How can we resolve small file problem in HDFS?
Small file means files which are considerably smaller than block size(64 MB or 128 MB) from Hadoop perspective. Since Hadoop is used for processing huge amount of data, if we are using small files, a number of files would be obviously large. Hadoop is actually designed for a large amount of data ie a small number of large files.
Following are the issues with small file
1. Each file, directory, and a block in HDFS is represented as an object in name node’s memory (ie Metadata), and each of which occupies approx. 150 bytes. Scaling these much amounts of memory in the name node for each of these objects is not feasible. In short, if a number of files increases, the memory required to store metadata will be more.

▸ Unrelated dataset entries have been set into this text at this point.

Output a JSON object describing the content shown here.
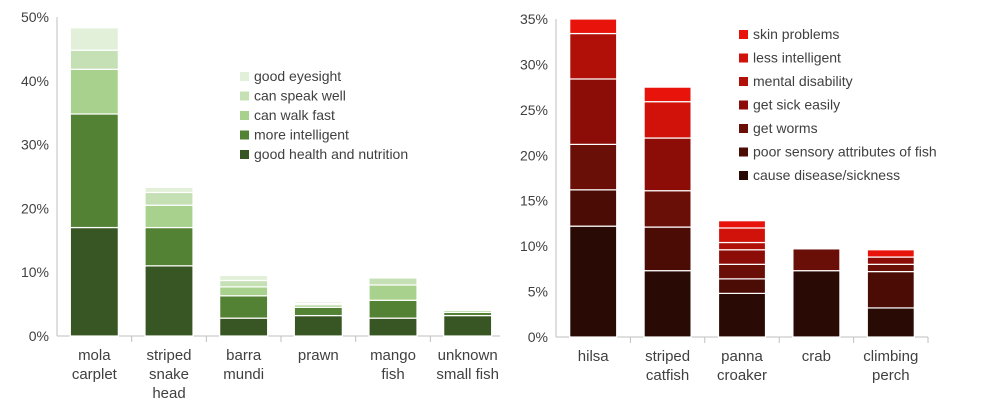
{
  "chart_data": [
    {
      "type": "bar",
      "stacked": true,
      "categories": [
        [
          "mola",
          "carplet"
        ],
        [
          "striped",
          "snake",
          "head"
        ],
        [
          "barra",
          "mundi"
        ],
        [
          "prawn"
        ],
        [
          "mango",
          "fish"
        ],
        [
          "unknown",
          "small fish"
        ]
      ],
      "y_ticks": [
        "0%",
        "10%",
        "20%",
        "30%",
        "40%",
        "50%"
      ],
      "ylim": [
        0,
        50
      ],
      "legend_position": "center-right",
      "series": [
        {
          "name": "good health and nutrition",
          "color": "#375623",
          "values": [
            17,
            11,
            2.8,
            3.2,
            2.8,
            3.2
          ]
        },
        {
          "name": "more intelligent",
          "color": "#548235",
          "values": [
            17.8,
            6,
            3.5,
            1.3,
            2.8,
            0.5
          ]
        },
        {
          "name": "can walk fast",
          "color": "#a9d18e",
          "values": [
            7,
            3.5,
            1.4,
            0.4,
            2.4,
            0.3
          ]
        },
        {
          "name": "can speak well",
          "color": "#c5e0b4",
          "values": [
            3,
            2,
            1,
            0.2,
            1.1,
            0.2
          ]
        },
        {
          "name": "good eyesight",
          "color": "#e2f0d9",
          "values": [
            3.5,
            0.8,
            0.8,
            0.3,
            0.1,
            0.2
          ]
        }
      ]
    },
    {
      "type": "bar",
      "stacked": true,
      "categories": [
        [
          "hilsa"
        ],
        [
          "striped",
          "catfish"
        ],
        [
          "panna",
          "croaker"
        ],
        [
          "crab"
        ],
        [
          "climbing",
          "perch"
        ]
      ],
      "y_ticks": [
        "0%",
        "5%",
        "10%",
        "15%",
        "20%",
        "25%",
        "30%",
        "35%"
      ],
      "ylim": [
        0,
        35
      ],
      "legend_position": "top-right",
      "series": [
        {
          "name": "cause disease/sickness",
          "color": "#2a0a04",
          "values": [
            12.2,
            7.3,
            4.8,
            7.3,
            3.2
          ]
        },
        {
          "name": "poor sensory attributes of fish",
          "color": "#4b0c06",
          "values": [
            4,
            4.8,
            1.6,
            0,
            4
          ]
        },
        {
          "name": "get worms",
          "color": "#6a0e08",
          "values": [
            5,
            4,
            1.6,
            2.4,
            0.8
          ]
        },
        {
          "name": "get sick easily",
          "color": "#8c0d08",
          "values": [
            7.2,
            5.8,
            1.6,
            0,
            0.8
          ]
        },
        {
          "name": "mental disability",
          "color": "#b01008",
          "values": [
            5,
            0,
            0.8,
            0,
            0
          ]
        },
        {
          "name": "less intelligent",
          "color": "#d0120a",
          "values": [
            0,
            4,
            1.6,
            0,
            0
          ]
        },
        {
          "name": "skin problems",
          "color": "#e8140c",
          "values": [
            1.6,
            1.6,
            0.8,
            0,
            0.8
          ]
        }
      ]
    }
  ]
}
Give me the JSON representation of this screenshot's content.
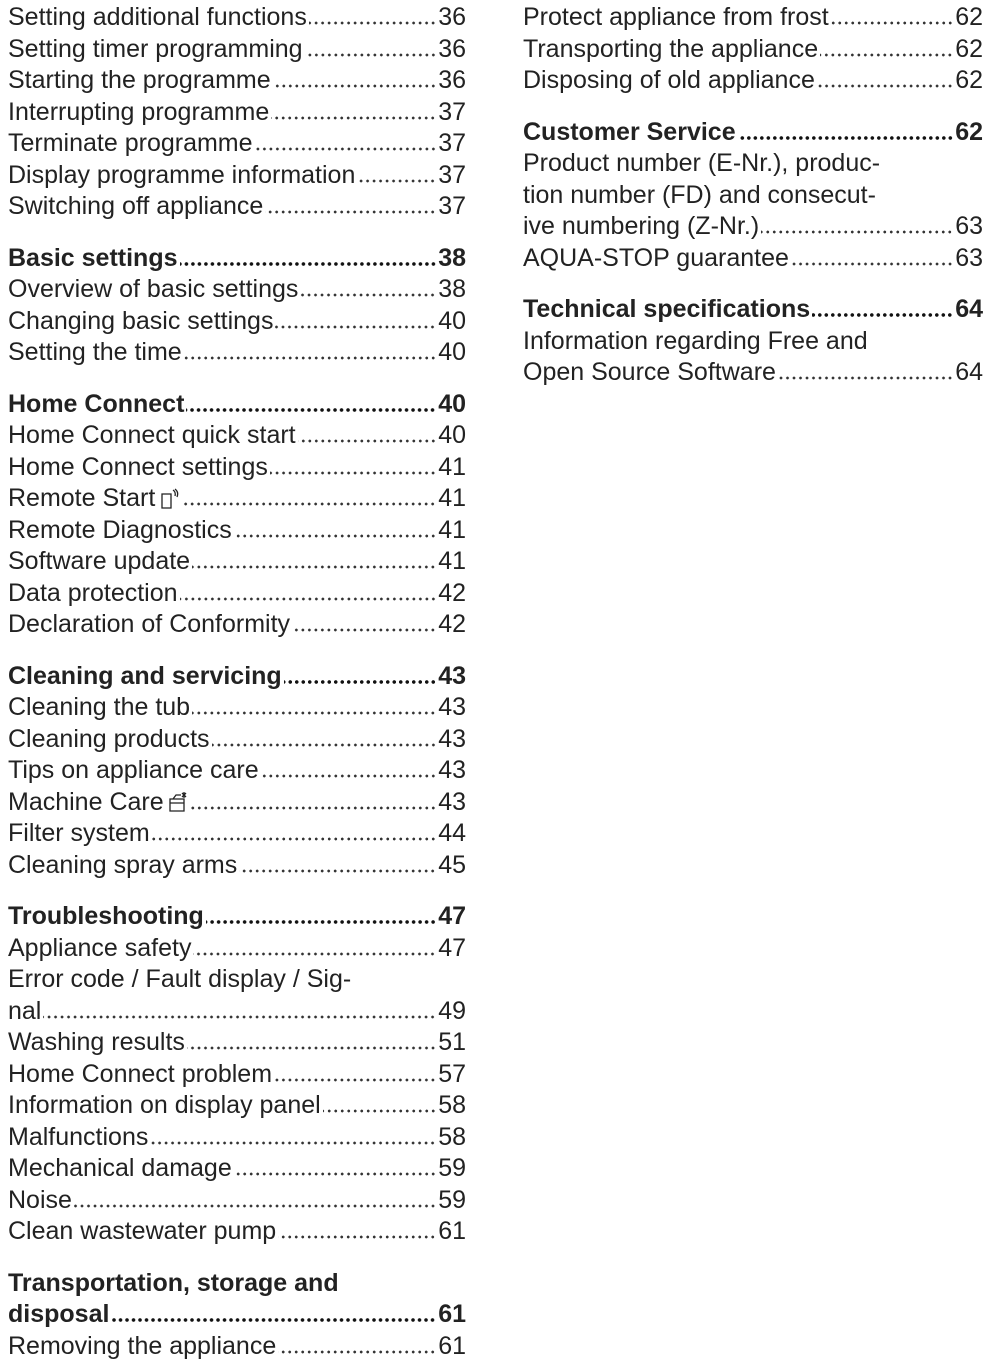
{
  "columns": [
    {
      "sections": [
        {
          "entries": [
            {
              "lines": [
                "Setting additional functions"
              ],
              "page": 36
            },
            {
              "lines": [
                "Setting timer programming"
              ],
              "page": 36
            },
            {
              "lines": [
                "Starting the programme"
              ],
              "page": 36
            },
            {
              "lines": [
                "Interrupting programme"
              ],
              "page": 37
            },
            {
              "lines": [
                "Terminate programme"
              ],
              "page": 37
            },
            {
              "lines": [
                "Display programme information"
              ],
              "page": 37
            },
            {
              "lines": [
                "Switching off appliance"
              ],
              "page": 37
            }
          ]
        },
        {
          "heading": {
            "lines": [
              "Basic settings"
            ],
            "page": 38
          },
          "entries": [
            {
              "lines": [
                "Overview of basic settings"
              ],
              "page": 38
            },
            {
              "lines": [
                "Changing basic settings"
              ],
              "page": 40
            },
            {
              "lines": [
                "Setting the time"
              ],
              "page": 40
            }
          ]
        },
        {
          "heading": {
            "lines": [
              "Home Connect"
            ],
            "page": 40
          },
          "entries": [
            {
              "lines": [
                "Home Connect quick start"
              ],
              "page": 40
            },
            {
              "lines": [
                "Home Connect settings"
              ],
              "page": 41
            },
            {
              "lines": [
                "Remote Start"
              ],
              "page": 41,
              "icon": "remote-start"
            },
            {
              "lines": [
                "Remote Diagnostics"
              ],
              "page": 41
            },
            {
              "lines": [
                "Software update"
              ],
              "page": 41
            },
            {
              "lines": [
                "Data protection"
              ],
              "page": 42
            },
            {
              "lines": [
                "Declaration of Conformity"
              ],
              "page": 42
            }
          ]
        },
        {
          "heading": {
            "lines": [
              "Cleaning and servicing"
            ],
            "page": 43
          },
          "entries": [
            {
              "lines": [
                "Cleaning the tub"
              ],
              "page": 43
            },
            {
              "lines": [
                "Cleaning products"
              ],
              "page": 43
            },
            {
              "lines": [
                "Tips on appliance care"
              ],
              "page": 43
            },
            {
              "lines": [
                "Machine Care"
              ],
              "page": 43,
              "icon": "machine-care"
            },
            {
              "lines": [
                "Filter system"
              ],
              "page": 44
            },
            {
              "lines": [
                "Cleaning spray arms"
              ],
              "page": 45
            }
          ]
        },
        {
          "heading": {
            "lines": [
              "Troubleshooting"
            ],
            "page": 47
          },
          "entries": [
            {
              "lines": [
                "Appliance safety"
              ],
              "page": 47
            },
            {
              "lines": [
                "Error code / Fault display / Sig-",
                "nal"
              ],
              "page": 49
            },
            {
              "lines": [
                "Washing results"
              ],
              "page": 51
            },
            {
              "lines": [
                "Home Connect problem"
              ],
              "page": 57
            },
            {
              "lines": [
                "Information on display panel"
              ],
              "page": 58
            },
            {
              "lines": [
                "Malfunctions"
              ],
              "page": 58
            },
            {
              "lines": [
                "Mechanical damage"
              ],
              "page": 59
            },
            {
              "lines": [
                "Noise"
              ],
              "page": 59
            },
            {
              "lines": [
                "Clean wastewater pump"
              ],
              "page": 61
            }
          ]
        },
        {
          "heading": {
            "lines": [
              "Transportation, storage and",
              "disposal"
            ],
            "page": 61
          },
          "entries": [
            {
              "lines": [
                "Removing the appliance"
              ],
              "page": 61
            }
          ]
        }
      ]
    },
    {
      "sections": [
        {
          "entries": [
            {
              "lines": [
                "Protect appliance from frost"
              ],
              "page": 62
            },
            {
              "lines": [
                "Transporting the appliance"
              ],
              "page": 62
            },
            {
              "lines": [
                "Disposing of old appliance"
              ],
              "page": 62
            }
          ]
        },
        {
          "heading": {
            "lines": [
              "Customer Service"
            ],
            "page": 62
          },
          "entries": [
            {
              "lines": [
                "Product number (E-Nr.), produc-",
                "tion number (FD) and consecut-",
                "ive numbering (Z-Nr.)"
              ],
              "page": 63
            },
            {
              "lines": [
                "AQUA-STOP guarantee"
              ],
              "page": 63
            }
          ]
        },
        {
          "heading": {
            "lines": [
              "Technical specifications"
            ],
            "page": 64
          },
          "entries": [
            {
              "lines": [
                "Information regarding Free and",
                "Open Source Software"
              ],
              "page": 64
            }
          ]
        }
      ]
    }
  ]
}
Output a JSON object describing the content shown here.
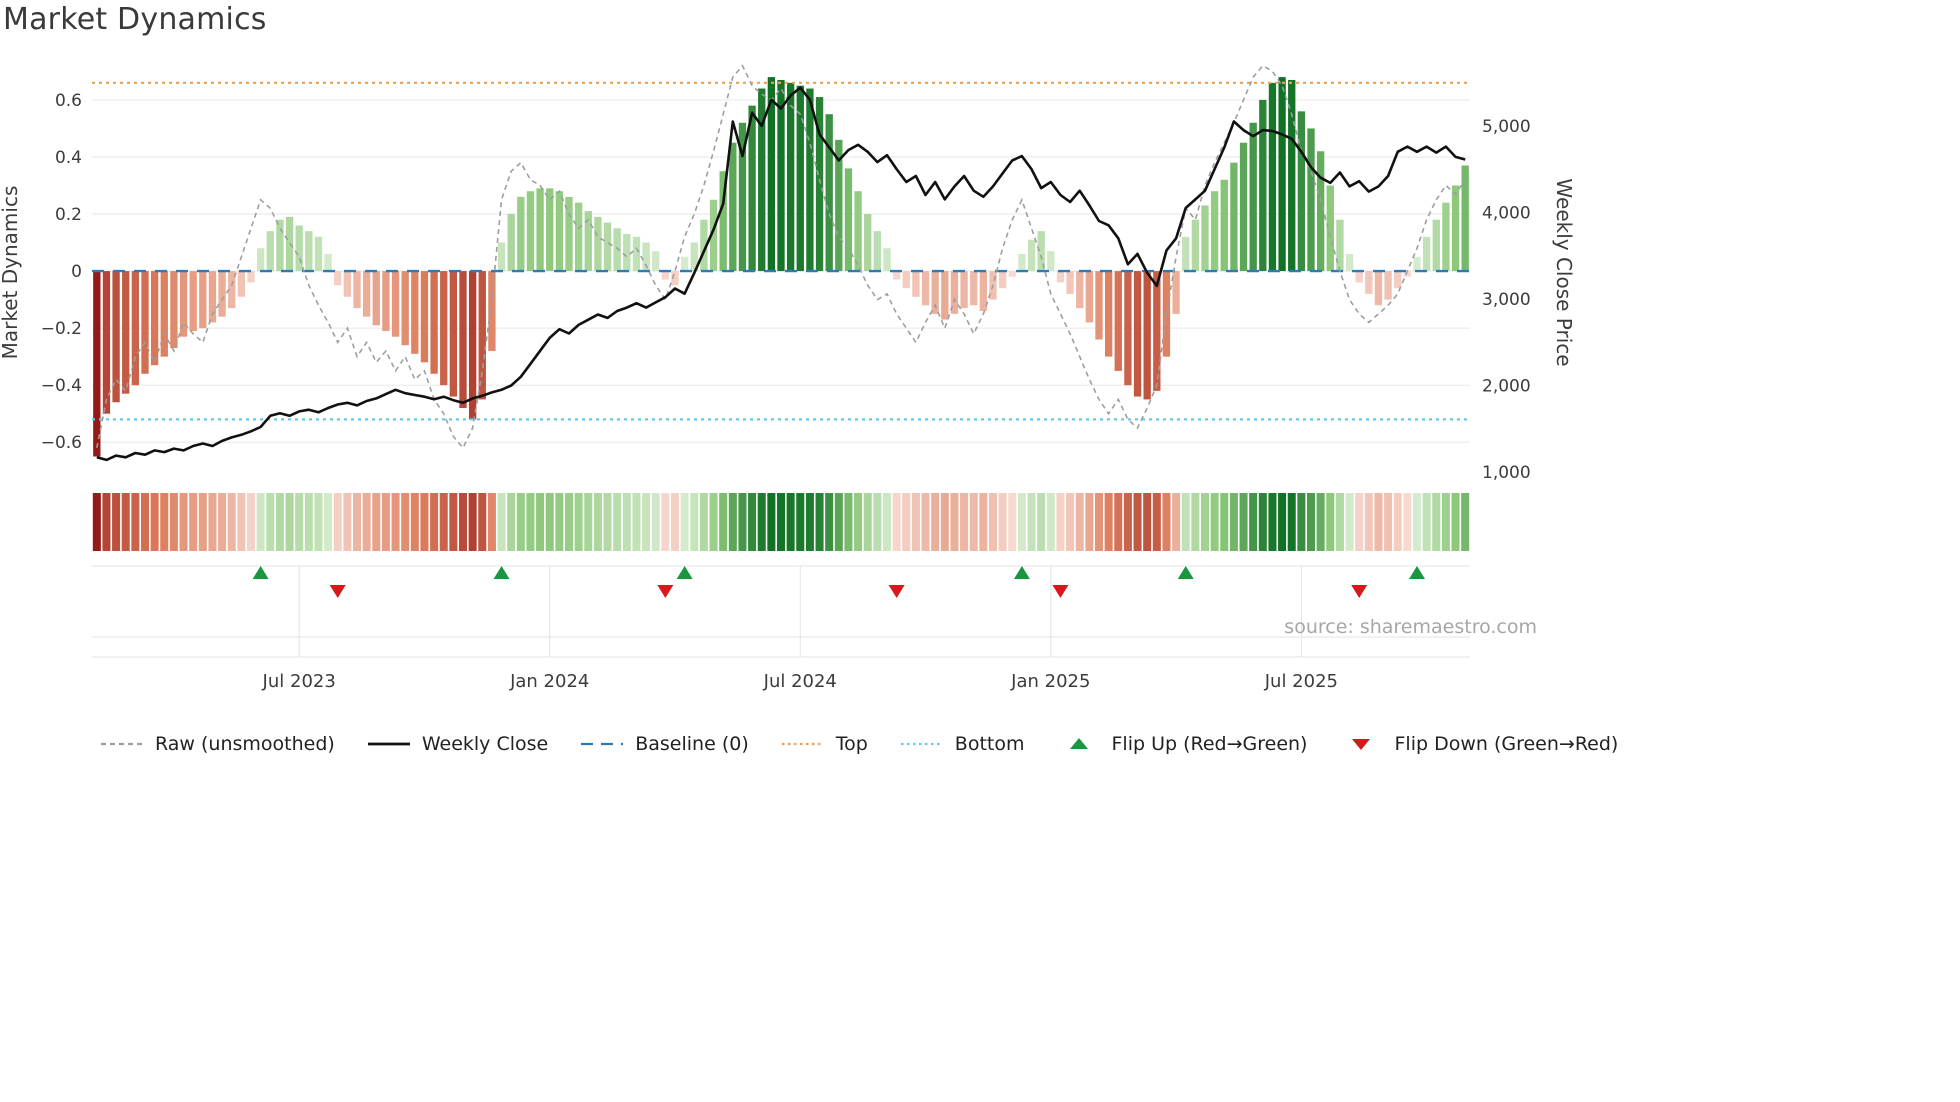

2. HDFS is not designed for efficient access of small files. Handling a large number of small files causes a lot of seeks and a lot of hopping from the data node to the data node to retrieve small files. This is an inefficient data access pattern.
3. Mapper node usually takes a block of input at a time. If the file is very small(ie less than typical block size), the number of mapper task would increase and each task process very little input. This would create a lot of task in queue and overhead would be high. This decreases the overall speed and efficiency of map jobs.
1. Hadoop archive Files (HAR): HAR command creates a HAR file, which runs a map reduce job to prevent HDFS data to get archived into small files. HAR ensures file size is large and the number is low.
2. Sequence files: By this method, data is stored in such a way that file name will be kay and file name will be valued. MapReduce programs can be created to make a lot of small files into a single sequence file. MapReduce divides sequence files into parts and works on each part independently.